Febbraio è il mese di Park Chan-wook. Decision to leave è un film che difficilmente lascia indifferenti, a partire dalla sua splendida colonna sonora che tutt’ora riecheggia nella mia testa.
Questa volta il regista sudcoreano decide di costruire un lungometraggio diverso dal solito, in cui la violenza e il sesso sono molto più contenuti del solito nel raccontare un amore impossibile tra un detective coreano (Hae-joon) e una sospettata di omicidio di origini cinesi (Seo-rae). Il fulcro del film non è infatti la componente più poliziesca e “whodunit” (che nella seconda metà del film si perde un po’ per strada), ma nel “In the mood for love” tra due persone che una volta incontrate tramite la fatalità del caso (un omicidio), faticheranno a distaccarsi sempre di più per via della loro comune e fatale attrazione.
L’approccio di Park Chan-wook al susseguirsi di questo rapporto tra preda e cacciatore (ruoli sempre alternati tra i due amanti) segue un’impostazione molto hitchcockiana alla La donna che visse due volte e La finestra sul cortile, quindi un thriller completamente psicologico che indaga nuovamente le contraddizioni della natura umana – tema cardine della poetica di Park – dinanzi a un sentimento così potente e fatale come l’amore.
Il detective, infatti, finirà con l’innamorarsi di una sospettata e un interrogatorio si trasformerà in un goffo corteggiamento, portando lo stesso protagonista a rivalutare il suo monotono matrimonio e il suo stesso codice morale come custode della legge.
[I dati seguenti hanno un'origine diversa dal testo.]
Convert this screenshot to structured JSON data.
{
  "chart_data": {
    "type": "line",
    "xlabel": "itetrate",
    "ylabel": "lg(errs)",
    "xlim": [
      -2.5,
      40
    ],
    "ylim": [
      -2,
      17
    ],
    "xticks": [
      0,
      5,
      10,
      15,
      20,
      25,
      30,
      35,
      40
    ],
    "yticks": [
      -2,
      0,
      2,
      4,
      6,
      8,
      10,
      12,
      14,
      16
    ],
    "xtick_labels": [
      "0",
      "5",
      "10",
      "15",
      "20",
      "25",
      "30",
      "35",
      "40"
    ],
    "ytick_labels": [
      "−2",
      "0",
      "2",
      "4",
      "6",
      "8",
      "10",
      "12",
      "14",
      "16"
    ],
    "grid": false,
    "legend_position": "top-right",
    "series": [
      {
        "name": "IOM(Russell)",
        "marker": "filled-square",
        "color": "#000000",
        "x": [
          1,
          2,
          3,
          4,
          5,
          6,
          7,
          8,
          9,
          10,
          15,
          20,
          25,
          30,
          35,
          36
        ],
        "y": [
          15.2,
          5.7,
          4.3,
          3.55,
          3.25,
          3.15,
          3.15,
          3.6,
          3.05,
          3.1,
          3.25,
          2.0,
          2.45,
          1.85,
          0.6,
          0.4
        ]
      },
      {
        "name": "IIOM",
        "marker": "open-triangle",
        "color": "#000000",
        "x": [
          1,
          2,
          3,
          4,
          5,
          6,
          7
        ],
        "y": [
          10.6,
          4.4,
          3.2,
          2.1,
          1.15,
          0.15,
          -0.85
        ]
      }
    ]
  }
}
Il regista coreano ci catapulta così nuovamente in un vorticoso thriller contorto, ambiguo e oscuro, ma antitetico al thriller erotico e violento di Mademouisille, in cui l’amore platonico e la tecnologia della nostra contemporaneità la fanno da padrone nel tratteggiare un lungometraggio che decostruisce il thriller poliziesco per concentrarsi sulla danza romantica e mortale tra Seo-rae e Hae-joon. Un film quindi dolceamaro rispetto ai precedenti di Park, dove due personalità antitetiche unite dal destino si ricercano e si respingono. Due simbologie ricorrono per tutto il film, ossia il mare e la montagna, i due estremi geografici – come le due nazionalità differenti dei due innamorati – che rappresentano perfettamente la collisione tra due personalità che si attraggono soltanto quando viene messo in moto un omicidio. Il solito elemento “macabro” e “malato” nei rapporti umani non manca quindi nel film di Park, ma l’incontro-scontro tra due anime apparentemente diverse è narrato con una tale semplicità e dolcezza tra primi piani e zoom inaspettati, che dimostra nuovamente come il regista sudcoreano non voglia mai ripetere sé stesso. Park osando nella sua regia anche onirica quando Hae-joon voyeuristicamente osserva e desidera di stare nell’appartamento di Seo-rae, conferisce al lungometraggio una vena poetica estatica che trova la sua perfetta sublimazione in un finale da antologia della Settima Arte, in cui finalmente l’amore impossibile tra Hae-joon (montagna) e Seo-rae (mare) può trovare finalmente un’unione che nel mondo terreno (forse) non si sarebbe mai potuta concretizzare.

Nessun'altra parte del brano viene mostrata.